Dia Ousmane Samba, notre ami, notre frère, notre compagnon, nous a quittés définitivement. De tels départs d'êtres chers, de proches, de compagnons avec qui des épreuves ont été endurées, des moments de joie partagés, des projets élaborés.; de tels départs créent toujours un vide et une tristesse aussi immense que le désert. On se sent comme étouffé par une solitude infinie. Terrible solitude qu'éprouvent douloureusement aujourd'hui la famille du défunt, ses parents et proches, ses amis, notamment Diagana Mamadou Youssouf. Diagana Mamadou Youssouf, son frère, son ami, son confident, son complice, au sens noble de ce terme, son allié. Cette belle et exemplaire amitié, entre lui et Diagana Mamadou Youssouf, tissée depuis leur enfance, plongeait ses racines dans les profondeurs des terres de leur Gorgol natal, à Kaédi. Elle était sincère, profonde et proverbiale. Elle a survécu aux épreuves innombrables traversées par les deux amis. Elle a su résister à l'usure du temps qui passe et emporte avec lui tout ce qui est fébrile et sans consistance. Loin des yeux, loin du c?ur ; la formule n'a pas fonctionné entre les deux amis. L'éloignement n'a pas eu raison de leur amitié. Mieux, celle-ci s'est mise au service de leur engagement partagé, dans le cadre de l'action humanitaire que les deux amis ont mené des années durant côte à côte, je voudrais dire main dans la main. Belle amitié ! Admirable amitié qu'un soir de l'année 2000, à Massy Palaiseau, Dia Ousmane Samba me raconta l'histoire, que dis-je ! il me la chanta, cette amitié, en la magnifiant. Confirmant ainsi ce que j'observais et savais déjà.

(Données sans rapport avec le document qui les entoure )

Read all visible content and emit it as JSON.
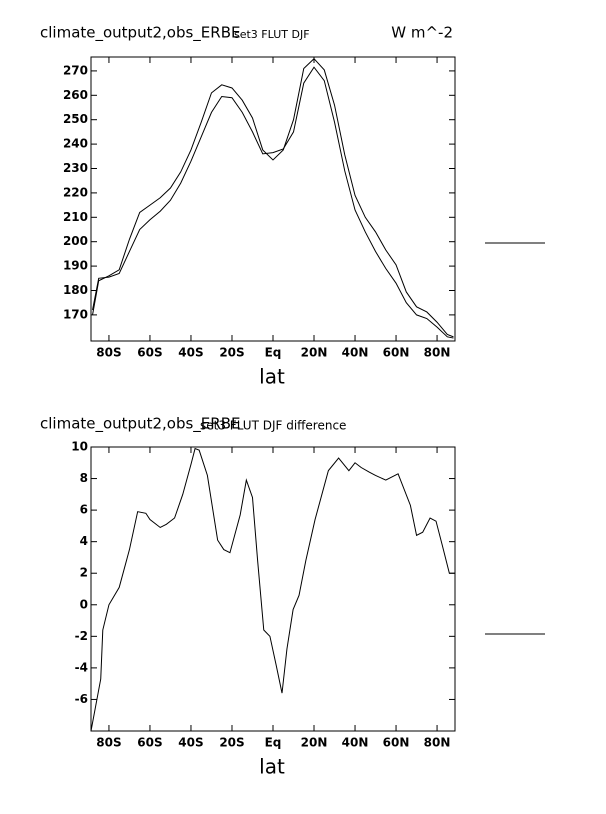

C'est dans les épreuves les plus redoutables que se manifestent et s'observent les vraies amitiés. Tout au long de cette longue et terrible épreuve, Diagana Mamadou Youssouf n'a pas failli au devoir, celui qu'impose l'amitié vraie. Son accompagnement de la famille de l'ami fut constant. S'il ne pouvait combler tout le vide laissé par l'ami absent, il soulageait et réconfortait. Diagana Mamadou Youssouf, fût-il là, au chevet de son ami qui, dans un dernier geste d'adieu, aurait posé sur lui son dernier regard avant de rendre son dernier soupir, que cela ne m'aurait guère surpris : car sa présence auprès de lui fut constante.

Dia Ousmane Samba vient de nous quitter. En cette douloureuse circonstance, mes condoléances attristées vont à sa famille, à ses parents, à son frère et ami Diagana Mamadou Youssouf. Un vrai militant des Droits de l'homme, fiable et crédible, vient de nous quitter. Que la CAMME, qu'il présidait, et l'OCVIDH veuillent accepter mes condoléances attristées ; que leurs militants soient assurés de toute ma solidarité en cette douloureuse épreuve.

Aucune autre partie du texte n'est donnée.